Storm Laker Brad Strader has "picked up the ball" to lead the local effort to obtain the railroad depot in downtown Storm Lake.
The depot effort started over a year ago when local individuals contacted the Canadian National Railroad about purchasing the depot structure.
In the past, railroad officials have offered to sell the depot for as low as $1 - with the stipulation that it is moved from its present location.
Strader said the local effort will strive to obtain control of the depot without having to move it. Also working on the endeavor is local railroad history enthusiast Burt Bonebrake, Lakeside.
"It really serves us best in its current location," Strader said.
Strader has a personal interest in the project, with his father - "Stub" Strader - the former depot agent for Illinois Central Railroad in Storm Lake.
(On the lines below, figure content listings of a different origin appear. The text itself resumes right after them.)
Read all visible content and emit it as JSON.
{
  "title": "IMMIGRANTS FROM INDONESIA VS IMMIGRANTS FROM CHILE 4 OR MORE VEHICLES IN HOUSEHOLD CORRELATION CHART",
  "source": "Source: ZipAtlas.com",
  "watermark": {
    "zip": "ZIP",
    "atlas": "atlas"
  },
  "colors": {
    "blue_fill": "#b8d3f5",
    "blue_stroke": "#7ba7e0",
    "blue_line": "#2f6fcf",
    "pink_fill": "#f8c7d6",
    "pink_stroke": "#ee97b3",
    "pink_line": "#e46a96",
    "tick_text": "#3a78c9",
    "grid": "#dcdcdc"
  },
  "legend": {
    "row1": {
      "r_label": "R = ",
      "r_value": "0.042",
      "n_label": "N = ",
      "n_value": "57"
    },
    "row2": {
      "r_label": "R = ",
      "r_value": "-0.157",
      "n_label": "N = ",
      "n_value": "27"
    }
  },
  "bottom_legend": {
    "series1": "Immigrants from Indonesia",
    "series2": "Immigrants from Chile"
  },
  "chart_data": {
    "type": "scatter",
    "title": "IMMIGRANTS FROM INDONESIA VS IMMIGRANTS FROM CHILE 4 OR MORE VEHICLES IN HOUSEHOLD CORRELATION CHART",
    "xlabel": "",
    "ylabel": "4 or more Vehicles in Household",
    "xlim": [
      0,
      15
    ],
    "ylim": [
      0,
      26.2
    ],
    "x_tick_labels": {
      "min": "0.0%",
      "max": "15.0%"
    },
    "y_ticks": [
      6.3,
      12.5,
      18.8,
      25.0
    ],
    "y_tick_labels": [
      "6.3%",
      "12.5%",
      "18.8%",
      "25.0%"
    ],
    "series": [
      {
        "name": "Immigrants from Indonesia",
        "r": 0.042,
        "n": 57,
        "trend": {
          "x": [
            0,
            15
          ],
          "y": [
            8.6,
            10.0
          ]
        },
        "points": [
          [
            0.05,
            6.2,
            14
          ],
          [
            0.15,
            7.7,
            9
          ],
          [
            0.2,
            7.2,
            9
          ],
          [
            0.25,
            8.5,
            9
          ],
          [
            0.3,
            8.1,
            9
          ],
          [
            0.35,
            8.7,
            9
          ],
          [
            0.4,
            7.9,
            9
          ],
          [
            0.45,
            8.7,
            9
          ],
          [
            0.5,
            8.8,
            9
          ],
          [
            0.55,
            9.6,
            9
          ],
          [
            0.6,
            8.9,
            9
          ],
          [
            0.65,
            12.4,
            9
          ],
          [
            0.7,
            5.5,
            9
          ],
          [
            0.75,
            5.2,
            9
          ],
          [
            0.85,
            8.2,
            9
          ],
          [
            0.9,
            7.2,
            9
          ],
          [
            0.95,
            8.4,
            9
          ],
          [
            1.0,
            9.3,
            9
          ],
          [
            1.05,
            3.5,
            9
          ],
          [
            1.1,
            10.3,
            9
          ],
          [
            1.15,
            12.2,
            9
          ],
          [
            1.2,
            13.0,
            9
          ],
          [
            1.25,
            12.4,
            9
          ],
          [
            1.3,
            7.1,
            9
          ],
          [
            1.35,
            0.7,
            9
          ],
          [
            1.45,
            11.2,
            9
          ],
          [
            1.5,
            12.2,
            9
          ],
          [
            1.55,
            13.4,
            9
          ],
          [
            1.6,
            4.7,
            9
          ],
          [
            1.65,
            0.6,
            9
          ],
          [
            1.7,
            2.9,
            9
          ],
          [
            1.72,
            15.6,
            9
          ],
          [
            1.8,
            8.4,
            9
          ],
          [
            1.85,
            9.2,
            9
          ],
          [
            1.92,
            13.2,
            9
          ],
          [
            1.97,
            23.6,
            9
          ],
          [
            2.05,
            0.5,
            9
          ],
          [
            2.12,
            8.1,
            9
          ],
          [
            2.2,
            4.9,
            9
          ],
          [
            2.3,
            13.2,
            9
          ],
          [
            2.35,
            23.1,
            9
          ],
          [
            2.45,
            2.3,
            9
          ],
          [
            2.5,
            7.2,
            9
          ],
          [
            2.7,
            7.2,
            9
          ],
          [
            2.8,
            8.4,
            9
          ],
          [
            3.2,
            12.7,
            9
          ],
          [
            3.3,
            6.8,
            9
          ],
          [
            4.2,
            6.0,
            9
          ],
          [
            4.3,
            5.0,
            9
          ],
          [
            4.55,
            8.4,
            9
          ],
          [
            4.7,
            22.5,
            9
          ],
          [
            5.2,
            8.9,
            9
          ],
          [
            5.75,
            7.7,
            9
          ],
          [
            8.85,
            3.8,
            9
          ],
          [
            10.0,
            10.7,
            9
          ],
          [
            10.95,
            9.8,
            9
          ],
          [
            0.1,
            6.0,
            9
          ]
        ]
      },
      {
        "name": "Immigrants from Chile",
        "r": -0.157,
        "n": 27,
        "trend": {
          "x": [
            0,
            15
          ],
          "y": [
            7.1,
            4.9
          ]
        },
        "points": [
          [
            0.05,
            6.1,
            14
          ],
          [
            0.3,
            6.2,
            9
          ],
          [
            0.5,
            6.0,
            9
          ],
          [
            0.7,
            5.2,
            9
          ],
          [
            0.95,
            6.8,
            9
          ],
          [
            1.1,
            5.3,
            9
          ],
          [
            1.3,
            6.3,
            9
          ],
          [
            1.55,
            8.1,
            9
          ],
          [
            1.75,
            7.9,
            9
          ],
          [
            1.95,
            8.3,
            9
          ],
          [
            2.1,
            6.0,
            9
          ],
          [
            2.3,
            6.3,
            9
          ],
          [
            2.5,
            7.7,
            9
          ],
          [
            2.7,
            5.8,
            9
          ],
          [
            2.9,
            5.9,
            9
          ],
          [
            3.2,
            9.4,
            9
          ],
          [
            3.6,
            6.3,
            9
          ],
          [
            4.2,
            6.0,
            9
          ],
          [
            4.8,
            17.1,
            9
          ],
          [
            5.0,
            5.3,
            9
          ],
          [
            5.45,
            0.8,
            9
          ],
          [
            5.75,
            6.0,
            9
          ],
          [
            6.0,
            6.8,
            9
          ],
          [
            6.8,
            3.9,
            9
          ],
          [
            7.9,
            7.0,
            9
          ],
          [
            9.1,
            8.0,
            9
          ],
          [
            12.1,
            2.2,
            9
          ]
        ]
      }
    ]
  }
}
Strader has plenty of experience with local projects, having led the medical center foundation's effort toward expansion.
"I always had thought this as something that would be a great project," Strader said of the depot.
Right now Strader is researching other depot deals between communities located along old Illinois Central lines. He also plans on keeping the lines of communication open with Canadian National officials in Chicago so they know Storm Lake is very much interested in arriving at some sort of agreement.
Though Strader would not want to see the depot moved, he said he can understand the railroad's concern over liability. However, in past discussions, there has not been any talk regarding the erection of some sort of barrier fence, he said.
If an agreement can be reached, that location could hold a number of distinct possibilities for the downtown, from serving as a visitors center to providing a place to host Thursday's Taste of Storm Lake events. Strader said a renovated depot could become a great addition, especially with the Clough Park already on the corner.
While Strader is hopeful, he is not certain where the effort will lead. "The railroad could shut us down very quickly," he said.
Arriving at an agreement is only the first step, Strader said. If an agreement can be reached, a plan needs to be formed for what the community wishes to do with the property, as well as a fundraising campaign to help pay for it.